Re: Query on partitioned table needs memory n_partitions * work_mem

Dimitrios Apostolou <jimis@xxxxxxx> · Fri, 19 Jul 2024 15:31:34 +0200 (CEST)

On Thu, 18 Jul 2024, David Rowley wrote:

On Fri, 12 Jul 2024 at 02:08, Dimitrios Apostolou <jimis@xxxxxxx> wrote:

* The memory is unnecessarily allocated early on, before any partitions
   are actually aggregated. I know this because I/O is slow on this device
   and the table sizes are huge, it's simply not possible that postgres
   went through all partitions and blew up the memory. That would take
   hours, but the OOM happens seconds after I start the query.

That's interesting. Certainly, there is some memory allocated during
executor startup, but that amount should be fairly small.  Are you
able to provide a self-contained test case that shows the memory
blowing up before execution begins?

I'm trying hard to create a self-contained way to reproduce the issue.
It's not easy, the behaviour is a bit unstable. So far I see high memory
usage (8-10GB) but I'm not able to OOM with that much (it actually OOM'ed
once, but it was so uncontrollable that I didn't manage to measure and
reproduce again later).

-- I create a table with 2k partitions.

CREATE TABLE   partitioned_table1(
    run_n       bigint   GENERATED ALWAYS AS IDENTITY,
    workitem_n  integer  NOT NULL,
    label_n     smallint,
    result      smallint NOT NULL,
    PRIMARY KEY(workitem_n, run_n)
) PARTITION BY RANGE(workitem_n);

DO $$
for i in range(0, 2000):
    stmt = f'''
        CREATE TABLE part_max{i+1}M
            PARTITION OF partitioned_table1
            FOR VALUES FROM ({i*1000*1000}) TO ({(i+1) * 1000*1000})
    '''
    plpy.execute(stmt)
$$ LANGUAGE plpython3u;

-- I insert random data. First I insert to all partitions, 1M rows each:

DO $$
for i in range(0, 2000):
    stmt = f'''
        INSERT INTO partitioned_table1(workitem_n, label_n, result)
            SELECT
                    j-j%4,
                    CAST(random()*1000 AS INTEGER),
                    CAST(random()*3    AS INTEGER)
                FROM generate_series({i}*1000*1000, ({i}+1)*1000*1000 - 1,
1) as j
    '''
    plpy.info(stmt)
    plpy.execute(stmt)
    plpy.commit()
$$ LANGUAGE plpython3u;

-- Disable parallel execution and group aggregate:

SET SESSION max_parallel_workers_per_gather TO 0;
SET SESSION enable_incremental_sort TO off;

SET SESSION work_mem TO '8MB';

-- Now the following query should do a HashAggregate:

SELECT
     workitem_n, label_n, bool_or(result IN (2,3))
FROM
     partitioned_table1
GROUP BY
     workitem_n, label_n
LIMIT 10;

-- How much was the RSS of the backend while the previous query was
-- running? Not that high. But if we insert some million rows to the
-- 1st partition, then it will be much higher.

DO $$
for i in range(0,2000):
    stmt = f'''
        INSERT INTO partitioned_table1(workitem_n, label_n, result)
            SELECT
                    j%1000000,
                    CAST(random()*20000 AS INTEGER),
                    CAST(random()*4    AS INTEGER)
                FROM generate_series({i}*1000*1000, ({i}+1)*1000*1000 - 1, 1) as j
    '''
    plpy.info(stmt)
    plpy.execute(stmt)
    plpy.commit()
$$ LANGUAGE plpython3u;

-- Now that same previous query consumes between 8GB and 10GB RSS. The
-- more data I insert (to all partitions?), the more memory the query
-- takes.

Overall:

* I don't see the RSS memory usage (8GB) growing proportionally as I
  expected. If I increase work_mem from 4MB to 8MB then I see double RSS
  memory usage (from ~4GB to ~8GB). But then if I increase it further the
  difference is miniscule and no OOM happens.
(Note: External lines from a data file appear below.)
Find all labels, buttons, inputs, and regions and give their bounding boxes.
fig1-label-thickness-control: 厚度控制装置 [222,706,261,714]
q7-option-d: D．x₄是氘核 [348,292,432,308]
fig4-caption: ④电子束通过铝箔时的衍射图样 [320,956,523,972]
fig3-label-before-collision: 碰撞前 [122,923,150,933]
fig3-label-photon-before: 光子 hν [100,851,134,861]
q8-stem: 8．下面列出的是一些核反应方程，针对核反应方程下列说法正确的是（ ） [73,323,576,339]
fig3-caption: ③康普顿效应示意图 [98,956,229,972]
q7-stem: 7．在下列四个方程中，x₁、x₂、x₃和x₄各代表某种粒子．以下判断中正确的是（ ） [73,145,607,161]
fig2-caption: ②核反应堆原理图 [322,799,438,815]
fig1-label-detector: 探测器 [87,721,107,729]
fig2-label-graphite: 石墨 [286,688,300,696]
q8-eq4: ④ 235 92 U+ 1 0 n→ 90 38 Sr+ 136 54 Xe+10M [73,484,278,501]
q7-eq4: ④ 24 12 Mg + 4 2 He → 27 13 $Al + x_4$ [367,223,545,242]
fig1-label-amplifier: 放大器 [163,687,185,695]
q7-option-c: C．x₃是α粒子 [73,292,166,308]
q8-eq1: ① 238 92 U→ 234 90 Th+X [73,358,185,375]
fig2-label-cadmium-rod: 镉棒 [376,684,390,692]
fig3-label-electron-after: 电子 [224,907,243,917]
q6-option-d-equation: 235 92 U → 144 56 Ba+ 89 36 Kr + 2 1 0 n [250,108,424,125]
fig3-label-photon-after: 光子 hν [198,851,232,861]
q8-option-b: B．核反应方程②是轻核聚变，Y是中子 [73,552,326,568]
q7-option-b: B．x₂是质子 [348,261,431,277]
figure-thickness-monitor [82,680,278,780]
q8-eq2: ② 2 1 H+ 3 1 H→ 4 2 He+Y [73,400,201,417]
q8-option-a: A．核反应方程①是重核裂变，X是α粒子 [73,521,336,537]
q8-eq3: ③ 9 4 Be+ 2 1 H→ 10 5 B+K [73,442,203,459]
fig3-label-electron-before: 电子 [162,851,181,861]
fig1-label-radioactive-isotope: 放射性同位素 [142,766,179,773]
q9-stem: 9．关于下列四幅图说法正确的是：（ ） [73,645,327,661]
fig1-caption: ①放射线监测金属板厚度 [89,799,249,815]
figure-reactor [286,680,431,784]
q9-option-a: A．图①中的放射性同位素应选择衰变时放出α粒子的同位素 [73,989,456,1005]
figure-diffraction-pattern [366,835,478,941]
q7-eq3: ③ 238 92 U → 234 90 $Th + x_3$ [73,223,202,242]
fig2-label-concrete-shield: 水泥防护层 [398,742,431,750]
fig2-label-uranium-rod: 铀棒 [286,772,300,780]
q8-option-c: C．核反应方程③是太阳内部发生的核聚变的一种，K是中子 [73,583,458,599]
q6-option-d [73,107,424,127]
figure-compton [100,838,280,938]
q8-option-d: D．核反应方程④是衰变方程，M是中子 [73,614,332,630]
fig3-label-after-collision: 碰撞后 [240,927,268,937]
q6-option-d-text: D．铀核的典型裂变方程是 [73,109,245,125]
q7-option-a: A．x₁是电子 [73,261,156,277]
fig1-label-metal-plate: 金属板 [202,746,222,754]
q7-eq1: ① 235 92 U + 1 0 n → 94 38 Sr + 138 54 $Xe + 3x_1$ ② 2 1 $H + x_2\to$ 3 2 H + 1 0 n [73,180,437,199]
* Instead I notice RSS memory usage growing slowly while I insert more and more data
  to the table (especially into the 1st partition I think).

* Finally I don't see the memory being free'd by the backend after the
  SELECT finishes. The system is relieved only when I disconnect psql and
  the backend dies. Not sure if that's by design or not.

Having wasted long time in that, the minimum I can do is submit a
documentation patch. At enable_partitionwise_aggregate someting like
"WARNING it can increase the memory usage by at least
n_partitions * work_mem". How do I move on for such a patch? Pointers
would be appreciated. :-)

I think mentioning something about this in enable_partitionwise_join
and enable_partitionwise_aggregate is probably wise. I'll propose a
patch on pgsql-hackers.

David and Ashutosh, thank you both for your interest in improving the
documentation. Unfortunately I'm not positive any longer on what exactly
is going on here, I don't understand how the memory is growing. One thing
I can verify is that it's definitely caused by partitioning: I have
another similar huge table but unpartitioned, and no such issues show up.
Maybe someone with knowledge of the HashAggregate algorithm and
partitioning can throw some ideas in.

Regards,
Dimitris